Ein Neurologe, der selbst an Parkinson erkrankt ist, Prof. David Blacker, Medizinischer Direktor des Perron Institute for Neurological and Translational Science, Australien, schreibt in einem Kommentar zum Artikel seiner Kollegen:5
"Was wir als Ärzte zu unseren Patienten sagen, hat großes Gewicht; Worte müssen mit Umsicht gewählt werden und die Wahrnehmungen von Erkrankungen zählen. Ich vermute, dass das mentale Bild von Parkinson sogar den Erkrankungsfortschritt beeinflussen könnte; wenn um den Zeitpunkt der Diagnose ein negatives, nihilistisches Bild aufgebaut wird, könnte das Konzept der selbsterfüllenden Prophezeiung, in Kombination mit Apathie, zu einer mangelnden Beteiligung an Physiotherapie und Bewegung beitragen, was meines Erachtens den Progress beschleunigt."
Die Autoren des Beitrages im JAMA Neurology machen auch auf den Umstand aufmerksam, dass Bilder wie jenes von Gowers zu Vorurteilen in der Bevölkerung beitragen, was von vielen Patienten beklagt wird. Stigma ist ein relevanter Einflussfaktor für die Lebensqualität.8 Forschung außerhalb der Parkinson-Erkrankung deutet ebenfalls darauf hin, dass Erwartungen selbsterfüllenden Charakter haben können: negative Wahrnehmungen des Alterns zum Ausgangszeitpunkt waren mit schlechterer Ganggeschwindigkeit, Einbußen in der Sprachkompetenz und herabgesetzter selbst bewerteter Gedächtnisleistung nach zwei Jahren Nachbeobachtungszeit assoziiert.5
Prof. Blacker bedankt sich: "Ich habe kürzlich meine Erfahrungen als Neurologe, der mit Parkinson lebt und arbeitet, publiziert9 und ich konnte sofort einen Bezug zu dem Bild des Läufers mit dem dystonen Fuß herstellen; ich danke den Autoren dafür, dass sie mir ein positiveres Bild gegeben haben als es die Version des Parkinson von 1886 tat."

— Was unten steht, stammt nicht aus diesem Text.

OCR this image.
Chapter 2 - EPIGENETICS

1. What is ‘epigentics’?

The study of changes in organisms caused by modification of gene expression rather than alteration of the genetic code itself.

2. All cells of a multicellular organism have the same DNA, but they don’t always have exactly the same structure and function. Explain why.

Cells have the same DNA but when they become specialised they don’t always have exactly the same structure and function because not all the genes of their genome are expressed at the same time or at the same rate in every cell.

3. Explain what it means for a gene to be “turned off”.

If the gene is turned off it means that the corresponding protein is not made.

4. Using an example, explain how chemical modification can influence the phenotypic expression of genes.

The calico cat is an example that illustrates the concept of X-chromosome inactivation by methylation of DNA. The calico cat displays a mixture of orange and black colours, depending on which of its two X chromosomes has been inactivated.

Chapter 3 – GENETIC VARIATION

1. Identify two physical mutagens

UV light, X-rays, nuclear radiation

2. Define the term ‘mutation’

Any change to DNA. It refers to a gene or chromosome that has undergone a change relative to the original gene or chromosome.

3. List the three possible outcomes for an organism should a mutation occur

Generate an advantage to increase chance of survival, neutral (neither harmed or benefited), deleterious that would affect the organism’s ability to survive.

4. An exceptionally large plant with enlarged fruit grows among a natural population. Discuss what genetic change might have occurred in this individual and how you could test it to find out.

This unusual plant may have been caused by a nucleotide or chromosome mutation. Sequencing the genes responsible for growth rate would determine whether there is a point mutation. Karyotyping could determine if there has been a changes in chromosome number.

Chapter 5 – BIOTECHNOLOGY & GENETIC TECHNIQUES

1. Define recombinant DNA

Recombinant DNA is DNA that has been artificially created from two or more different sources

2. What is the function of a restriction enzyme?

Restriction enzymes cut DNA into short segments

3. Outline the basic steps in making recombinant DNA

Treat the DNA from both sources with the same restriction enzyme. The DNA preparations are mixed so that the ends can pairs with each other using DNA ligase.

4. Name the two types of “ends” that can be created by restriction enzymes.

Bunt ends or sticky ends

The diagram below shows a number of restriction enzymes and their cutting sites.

Menschen mit Parkinson können helfen, die Wahrnehmung der Erkrankung zu verbessern und auch anderen Betroffenen zu zeigen, dass Parkinson keine einheitliche Erkrankung ist und Erkrankte ein sinnerfülltes Leben führen können, welches nicht allgemeingültig durch Behinderung limitiert ist.
Als ein solches Beispiel hatten wir in einem früheren Beitrag den international erfolgreichen Fotograf David Plummer vorgestellt, der bereits seit seinem 39. Lebensjahr mit der Erkrankung lebt und zu einer Art "Botschafter" – u. a. der Deutschen Parkinson Gesellschaft und der britischen Parkinson's Disease Society – geworden ist.
Referenzen:
1. Wijeratne, T., Grisold, W., Trenkwalder, C. & Carroll, W. World Brain Day 2020: move together to end Parkinson’s disease. The Lancet Neurology 19, 643 (2020).
2. Rocca, W. A. The burden of Parkinson’s disease: a worldwide perspective. The Lancet Neurology 17, 928–929 (2018).
3. GBD 2016 Parkinson’s Disease Collaborators. Global, regional, and national burden of Parkinson’s disease, 1990-2016: a systematic analysis for the Global Burden of Disease Study 2016. Lancet Neurol 17, 939–953 (2018).
4. Papa, S. M. et al. Impact of the COVID-19 Pandemic on Parkinson’s Disease and Movement Disorders. Mov. Disord. 35, 711–715 (2020).
5. Armstrong, M. J. & Okun, M. S. Time for a New Image of Parkinson Disease. JAMA Neurol (2020) doi:10.1001/jamaneurol.2020.2412.
6. Mehanna, R., Moore, S., Hou, J. G., Sarwar, A. I. & Lai, E. C. Comparing clinical features of young onset, middle onset and late onset Parkinson’s disease. Parkinsonism & Related Disorders 20, 530–534 (2014).
7. Pablo-Fernández, E. D., Lees, A. J., Holton, J. L. & Warner, T. T. Prognosis and Neuropathologic Correlation of Clinical Subtypes of Parkinson Disease. JAMA Neurol 76, 470–479 (2019).
8. Maffoni, M., Giardini, A., Pierobon, A., Ferrazzoli, D. & Frazzitta, G. Stigma Experienced by Parkinson’s Disease Patients: A Descriptive Review of Qualitative Studies. Parkinson’s Disease vol. 2017 e7203259 https://www.hindawi.com/journals/pd/2017/7203259/ (2017).
9. Blacker, D. A neurologist with Parkinson’s disease. Practical Neurology (2020) doi:10.1136/practneurol-2020-002623.